Não pensem que Onfray cai na ratoeira do alemão Oswald
Spengler autor que, nos anos vinte, nos brindou com «O Declínio do Ocidente»,
embora o nosso autor nos consiga dar uma perspetiva clara e quase asfixiante
dessa mesma decadência. Aliás, a sua tese de doutoramento foi exatamente sobre
Spengler, mas recusa-o, obviamente, por este ser uma das bases filosóficas de
sustentação do nacional-socialismo alemão. Declara o seu interesse por Samuel
Huntigton em «O Choque das Civilizações» e em outras obras citadas
abundantemente desde há mais de 2000 anos, não escondendo a sua simpatia por
Epicuro e Lucrécio. Embora haja mais. Mesmo de livros clássicos que nunca tínhamos pensado existir.

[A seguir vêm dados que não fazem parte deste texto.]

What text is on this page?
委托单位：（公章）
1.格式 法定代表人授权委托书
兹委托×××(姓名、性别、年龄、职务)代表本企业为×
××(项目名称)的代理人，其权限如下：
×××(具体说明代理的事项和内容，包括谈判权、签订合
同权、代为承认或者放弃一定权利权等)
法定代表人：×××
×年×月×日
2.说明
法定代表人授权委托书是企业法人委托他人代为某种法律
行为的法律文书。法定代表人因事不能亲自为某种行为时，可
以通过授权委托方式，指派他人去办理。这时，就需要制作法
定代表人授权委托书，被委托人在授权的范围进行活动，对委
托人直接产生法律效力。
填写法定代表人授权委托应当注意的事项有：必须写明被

As 624 páginas do livro não devem demover-vos de o ler.
Aliás, se se começa não se consegue travar a fluidez do discurso e do
pensamento de Onfray. Estejamos ou não de acordo com ele e várias vezes estive
em desacordo. Onfray não é um filósofo no sentido clássico do termo (aliás, a
filosofia ocidental morreu com o estruturalismo, segundo ele). É, antes demais, um pensador, mas um
pensador rigoroso, um historiador genealógico, que demonstra o seu pessimismo
através de factos e do estudo de leituras. O fim próximo que ele vê é o transhumanismo,
purgante para uma visão não condizente com o otimismo ainda reinante que leva
os tolos a dizerem que tudo se resolve com a Ciência, por futuros radiosos em
que só se morre por acidente e em que não há trabalho, mas riqueza distribuída igualitariamente.
Palavras de Michel Onfray: «A Europa está para oferta ou para venda.Nem eu
nem o meu leitor contemporâneo veremos quem a tomará e a quem esta velha coisa
será vendida. No entanto, vários pretendentes parecem hoje notáveis. O judaico-cristianismo
está esgotado; é um poder cujo tempo já passou. A estrela cadente volta a cair,
faz parte da ordem do seu ser. A demografia testemunha o movimento das coisas,
mas é uma disciplina de que os navegadores do real não querem ouvir falar: com
efeito, é a atividade que produz imagens fiéis da realidade, mas é uma ofensa
intelectual aos olhos dos que pensam que a realidade não existe e que,
sobretudo, não querem que exista. Contraria demasiado as suas ideias e preferem as
ficções que os tranquilizam nas verdades que os inquietam.»
Mas isto lê-se na pág. 558. Terão de ler as anteriores se
querem fruir este livro efetivamente bom.